Data maps are easy to put in place and require very low calculation time. As a consequence they are often valued over fully physic-based models. This is particularly true when it is question of turbochargers. However, even if these maps are directly provided by the manufacturer, they usually do not cover the entire engine operating range and are poorly discretized. That's why before implementing them into any model they need to be interpolated and extrapolated.
This paper introduces a new interpolation/extrapolation method based on the idea of integrating more physics into the widespread Jensen and Kristensen's method [6]. It essentially relies on the turbo machinery equation analysis performed by Martin during his PhD thesis [9, 10, 11] and the interpolation and extrapolation strategies that he proposed. In most cases the new strategies presented in this paper rely on improvements of the models he proposed. However the major issue here is to associate to each model a robust algorithm to obtain the fully extrapolated data maps from the raw manufacturer's data.

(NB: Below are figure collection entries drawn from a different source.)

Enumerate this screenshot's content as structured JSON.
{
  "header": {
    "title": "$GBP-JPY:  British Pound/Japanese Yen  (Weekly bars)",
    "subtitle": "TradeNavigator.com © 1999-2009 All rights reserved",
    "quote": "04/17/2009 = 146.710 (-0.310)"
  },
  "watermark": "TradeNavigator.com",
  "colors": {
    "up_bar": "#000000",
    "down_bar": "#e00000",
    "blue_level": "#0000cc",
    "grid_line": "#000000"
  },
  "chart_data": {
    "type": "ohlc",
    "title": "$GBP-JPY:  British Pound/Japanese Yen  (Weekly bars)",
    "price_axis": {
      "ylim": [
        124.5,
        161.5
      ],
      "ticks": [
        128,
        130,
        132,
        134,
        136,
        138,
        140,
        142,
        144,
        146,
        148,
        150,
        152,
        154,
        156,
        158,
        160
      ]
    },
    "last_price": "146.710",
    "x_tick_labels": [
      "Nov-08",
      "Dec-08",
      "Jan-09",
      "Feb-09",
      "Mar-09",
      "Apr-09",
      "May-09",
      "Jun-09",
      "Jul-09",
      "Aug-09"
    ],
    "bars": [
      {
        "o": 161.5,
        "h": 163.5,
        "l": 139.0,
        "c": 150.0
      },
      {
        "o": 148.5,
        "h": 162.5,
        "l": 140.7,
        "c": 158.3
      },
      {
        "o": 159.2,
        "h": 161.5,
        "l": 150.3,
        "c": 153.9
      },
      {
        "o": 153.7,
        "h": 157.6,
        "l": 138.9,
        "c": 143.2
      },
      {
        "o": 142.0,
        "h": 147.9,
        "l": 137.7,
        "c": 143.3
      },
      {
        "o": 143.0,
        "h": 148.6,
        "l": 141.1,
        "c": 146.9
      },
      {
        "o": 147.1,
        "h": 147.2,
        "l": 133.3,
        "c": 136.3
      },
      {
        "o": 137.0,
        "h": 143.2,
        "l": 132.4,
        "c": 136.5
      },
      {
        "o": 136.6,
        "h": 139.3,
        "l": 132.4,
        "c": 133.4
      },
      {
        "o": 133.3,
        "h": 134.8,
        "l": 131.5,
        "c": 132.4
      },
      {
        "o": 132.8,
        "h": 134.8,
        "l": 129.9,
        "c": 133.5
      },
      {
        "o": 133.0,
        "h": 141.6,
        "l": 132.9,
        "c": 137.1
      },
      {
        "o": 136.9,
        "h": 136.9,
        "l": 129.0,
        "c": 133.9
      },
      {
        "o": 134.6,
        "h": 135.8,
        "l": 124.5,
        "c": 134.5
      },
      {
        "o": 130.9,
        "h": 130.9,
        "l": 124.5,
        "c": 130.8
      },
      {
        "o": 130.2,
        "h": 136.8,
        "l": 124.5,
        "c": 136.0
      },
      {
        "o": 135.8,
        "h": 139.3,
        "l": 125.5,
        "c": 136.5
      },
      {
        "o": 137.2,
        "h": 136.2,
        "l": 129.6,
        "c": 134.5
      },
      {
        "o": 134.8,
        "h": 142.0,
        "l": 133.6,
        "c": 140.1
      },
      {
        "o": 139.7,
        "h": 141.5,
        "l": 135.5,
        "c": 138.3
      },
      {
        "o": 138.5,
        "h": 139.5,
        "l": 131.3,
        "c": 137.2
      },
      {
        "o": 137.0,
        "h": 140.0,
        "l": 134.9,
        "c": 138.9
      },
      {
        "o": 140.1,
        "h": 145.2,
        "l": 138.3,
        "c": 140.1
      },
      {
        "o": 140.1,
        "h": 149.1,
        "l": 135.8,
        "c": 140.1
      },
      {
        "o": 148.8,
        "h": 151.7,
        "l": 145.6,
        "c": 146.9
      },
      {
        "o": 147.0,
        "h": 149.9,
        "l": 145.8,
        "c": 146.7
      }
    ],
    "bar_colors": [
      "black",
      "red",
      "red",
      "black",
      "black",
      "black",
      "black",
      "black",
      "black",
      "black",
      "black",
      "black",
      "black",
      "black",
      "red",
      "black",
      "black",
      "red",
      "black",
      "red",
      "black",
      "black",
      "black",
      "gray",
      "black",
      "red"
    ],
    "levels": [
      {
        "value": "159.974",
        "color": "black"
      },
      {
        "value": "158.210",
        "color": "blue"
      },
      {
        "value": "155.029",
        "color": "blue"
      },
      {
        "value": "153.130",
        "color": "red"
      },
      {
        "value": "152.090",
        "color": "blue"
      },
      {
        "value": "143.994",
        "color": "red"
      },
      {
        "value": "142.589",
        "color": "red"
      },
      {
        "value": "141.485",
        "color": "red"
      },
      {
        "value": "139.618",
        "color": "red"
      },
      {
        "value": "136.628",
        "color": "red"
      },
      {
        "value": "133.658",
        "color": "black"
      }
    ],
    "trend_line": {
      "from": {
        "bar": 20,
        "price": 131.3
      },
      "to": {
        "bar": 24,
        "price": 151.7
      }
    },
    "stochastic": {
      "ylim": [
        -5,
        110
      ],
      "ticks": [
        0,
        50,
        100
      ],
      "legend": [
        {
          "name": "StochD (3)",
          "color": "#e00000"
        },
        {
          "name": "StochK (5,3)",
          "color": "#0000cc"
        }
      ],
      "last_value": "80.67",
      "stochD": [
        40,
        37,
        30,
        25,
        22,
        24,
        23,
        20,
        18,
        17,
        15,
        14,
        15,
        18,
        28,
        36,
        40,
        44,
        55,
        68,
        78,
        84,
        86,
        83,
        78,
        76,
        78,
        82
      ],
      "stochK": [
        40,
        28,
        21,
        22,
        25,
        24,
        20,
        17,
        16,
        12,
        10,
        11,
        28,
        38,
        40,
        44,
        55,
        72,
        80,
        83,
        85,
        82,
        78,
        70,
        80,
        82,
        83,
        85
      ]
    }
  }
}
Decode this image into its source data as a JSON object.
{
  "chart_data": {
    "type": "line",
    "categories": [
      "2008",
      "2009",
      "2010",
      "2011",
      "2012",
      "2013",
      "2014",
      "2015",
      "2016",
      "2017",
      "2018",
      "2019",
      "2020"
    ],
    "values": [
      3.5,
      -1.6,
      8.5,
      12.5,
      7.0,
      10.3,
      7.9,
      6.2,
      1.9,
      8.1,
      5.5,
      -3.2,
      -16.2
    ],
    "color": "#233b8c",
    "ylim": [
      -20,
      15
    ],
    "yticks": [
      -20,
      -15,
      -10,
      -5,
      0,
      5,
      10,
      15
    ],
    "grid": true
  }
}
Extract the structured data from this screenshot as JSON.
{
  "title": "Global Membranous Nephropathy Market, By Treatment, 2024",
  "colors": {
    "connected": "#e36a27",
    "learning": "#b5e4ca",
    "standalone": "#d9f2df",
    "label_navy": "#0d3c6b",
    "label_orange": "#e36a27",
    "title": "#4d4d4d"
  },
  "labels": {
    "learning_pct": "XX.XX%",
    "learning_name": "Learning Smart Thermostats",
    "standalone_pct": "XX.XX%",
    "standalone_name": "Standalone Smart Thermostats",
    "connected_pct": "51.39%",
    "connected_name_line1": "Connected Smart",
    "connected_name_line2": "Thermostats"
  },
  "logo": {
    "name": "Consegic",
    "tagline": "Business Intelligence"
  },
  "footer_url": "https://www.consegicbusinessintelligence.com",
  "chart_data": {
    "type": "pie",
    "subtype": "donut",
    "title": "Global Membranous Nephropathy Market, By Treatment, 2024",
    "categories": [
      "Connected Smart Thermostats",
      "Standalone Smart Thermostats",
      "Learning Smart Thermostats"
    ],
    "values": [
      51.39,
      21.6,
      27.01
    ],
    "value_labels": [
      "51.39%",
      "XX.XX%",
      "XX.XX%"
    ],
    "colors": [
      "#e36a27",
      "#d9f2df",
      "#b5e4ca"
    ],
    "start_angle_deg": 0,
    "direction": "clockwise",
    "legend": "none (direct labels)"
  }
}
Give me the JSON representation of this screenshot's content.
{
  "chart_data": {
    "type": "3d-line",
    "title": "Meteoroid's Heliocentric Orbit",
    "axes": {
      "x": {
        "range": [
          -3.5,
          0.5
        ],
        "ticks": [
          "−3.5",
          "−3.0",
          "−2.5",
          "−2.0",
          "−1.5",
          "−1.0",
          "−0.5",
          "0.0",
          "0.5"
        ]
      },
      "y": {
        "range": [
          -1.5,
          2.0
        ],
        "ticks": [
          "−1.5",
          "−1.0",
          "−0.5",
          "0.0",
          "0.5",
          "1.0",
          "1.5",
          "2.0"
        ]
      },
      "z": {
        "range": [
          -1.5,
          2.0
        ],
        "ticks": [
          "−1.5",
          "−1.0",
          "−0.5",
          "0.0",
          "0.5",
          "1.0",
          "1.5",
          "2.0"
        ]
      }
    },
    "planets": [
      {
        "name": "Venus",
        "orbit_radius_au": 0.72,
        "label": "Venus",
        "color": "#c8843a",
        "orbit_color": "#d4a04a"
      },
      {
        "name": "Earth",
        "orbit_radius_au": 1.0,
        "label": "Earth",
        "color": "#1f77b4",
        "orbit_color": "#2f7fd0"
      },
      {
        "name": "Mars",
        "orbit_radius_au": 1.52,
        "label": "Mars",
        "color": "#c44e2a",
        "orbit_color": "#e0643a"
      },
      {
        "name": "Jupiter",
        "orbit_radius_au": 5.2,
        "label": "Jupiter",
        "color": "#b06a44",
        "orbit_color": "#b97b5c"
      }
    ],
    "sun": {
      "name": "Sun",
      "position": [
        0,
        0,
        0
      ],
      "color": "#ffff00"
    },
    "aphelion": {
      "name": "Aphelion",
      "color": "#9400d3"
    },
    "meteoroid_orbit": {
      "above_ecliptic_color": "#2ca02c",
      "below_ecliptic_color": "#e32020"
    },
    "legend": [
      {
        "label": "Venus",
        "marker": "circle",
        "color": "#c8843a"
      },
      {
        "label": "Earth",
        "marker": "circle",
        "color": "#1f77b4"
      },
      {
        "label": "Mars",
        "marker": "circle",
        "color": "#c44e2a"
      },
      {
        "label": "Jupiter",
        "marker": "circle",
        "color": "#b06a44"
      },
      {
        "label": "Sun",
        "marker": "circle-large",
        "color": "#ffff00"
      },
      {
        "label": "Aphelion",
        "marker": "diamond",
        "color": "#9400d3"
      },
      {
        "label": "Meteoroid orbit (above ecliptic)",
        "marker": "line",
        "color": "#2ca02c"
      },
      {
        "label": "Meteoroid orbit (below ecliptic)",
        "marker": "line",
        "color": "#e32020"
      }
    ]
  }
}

The major outcomes of the study are: - new models for compression ratio and turbine flow rate extrapolations and - robust and easy to implement algorithms for interpolation and extrapolation to low rotational speeds. These address single stage turbocharging configurations with fixed geometry turbines (in the case of variable geometry turbines, taking each position as a different fixed geometry turbine allow to use the same algorithms).